When I am hunting, there is a loss of the sense of passage of time, a blending into the external environment. It is no longer external. I have only ever experienced this twice before when not hunting. Once was in the Cook Islands where I sat in shallow water watching small clown fish go about their activities in their anemones. I sat observing them for a long time, just watching and waiting, observing them. No other objective. Just watching. Time had no meaning. It wasn’t until others came to get me that I realized how long I had spent watching them. Time had become meaningless.
The other occasion was when I was along a wide creek on Manitoulin island. As I sat beside the creek watching the sunlight rippling on the water’s surface and felt the wind moving the Joe Pyeweed plants nearby I lost myself in this moment. In a sense I lost my consciousness and blended into the wider world, Becoming the world itself. It wasn’t until I thought about what I was doing having a self reflective thought that I came back into myself and realized that time had passed. This is the experience I have every time I hunt. I think it has a lot to do with being rooted in place, experiencing the world as it is.

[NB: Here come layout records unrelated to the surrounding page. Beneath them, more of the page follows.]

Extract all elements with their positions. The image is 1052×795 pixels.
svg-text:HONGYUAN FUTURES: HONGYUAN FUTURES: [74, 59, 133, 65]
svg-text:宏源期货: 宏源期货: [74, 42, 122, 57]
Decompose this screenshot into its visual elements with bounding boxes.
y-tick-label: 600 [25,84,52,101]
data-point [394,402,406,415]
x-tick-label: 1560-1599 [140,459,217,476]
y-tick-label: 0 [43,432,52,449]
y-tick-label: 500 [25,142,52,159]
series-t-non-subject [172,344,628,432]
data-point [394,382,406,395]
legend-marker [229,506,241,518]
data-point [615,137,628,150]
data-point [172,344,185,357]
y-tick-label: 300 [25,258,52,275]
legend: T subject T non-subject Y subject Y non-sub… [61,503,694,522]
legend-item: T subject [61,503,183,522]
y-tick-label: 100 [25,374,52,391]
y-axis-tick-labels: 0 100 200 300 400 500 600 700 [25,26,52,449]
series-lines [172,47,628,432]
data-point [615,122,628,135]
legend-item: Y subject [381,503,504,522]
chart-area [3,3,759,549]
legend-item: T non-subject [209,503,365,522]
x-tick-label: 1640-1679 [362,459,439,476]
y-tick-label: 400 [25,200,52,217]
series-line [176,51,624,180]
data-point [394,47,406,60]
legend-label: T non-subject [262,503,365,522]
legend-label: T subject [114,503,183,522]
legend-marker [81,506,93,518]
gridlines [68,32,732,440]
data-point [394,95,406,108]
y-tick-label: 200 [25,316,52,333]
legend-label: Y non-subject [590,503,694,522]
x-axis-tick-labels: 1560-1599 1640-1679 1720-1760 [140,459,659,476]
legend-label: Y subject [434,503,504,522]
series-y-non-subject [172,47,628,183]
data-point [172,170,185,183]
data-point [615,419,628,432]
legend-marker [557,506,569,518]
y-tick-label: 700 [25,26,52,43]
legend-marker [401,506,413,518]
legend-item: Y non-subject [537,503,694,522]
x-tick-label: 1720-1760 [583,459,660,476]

Where am I? The question can be posed in a more figurative way too. Where am I in my life? As I reach 50 it is somewhat cliche but I take some stock of what my life is and in what direction it is going. While not exactly the focus of the discussion for this post, I think it is pertinent to point out that I am entering into the final third of my teaching career still quite keen on that task but beginning to look ahead as to what I will do. Part of that has been the courses in writing, birds, texts on insects and dragonflies. Dabbling in areas I would like to explore. And once again what seems to tie it all together is the hunt.
Who am I? To go completely metaphysical, I am the same as that which we hunt. We, prey and predators, are born of same processes that are at once both ancient and new, inheritors of place, contributing to place, beings of place. Carl Sagan said we are starstuff contemplating the stars; a more powerful concept I cannot imagine. I am the universe brought to consciousness and sentience.
Hunters are in Contact with the pulse of the natural world. Hunters are in Contact with things living in this world at a level most don’t ever experience.
With the Sun setting, shadows Lengthening, wind blowing, we experience the world in its raw beauty and splendour.
The question can be posed Can’t I get this from other ways of experiencing in nature? Yes and no. I do a lot of hiking and kayaking during the short summer months when conditions allow. But the pace of both precludes a more intimate contact with the very thing we are immersed in. It is always seems to be about getting to the destination rather than feeling the joy in the moment and the journey along the way.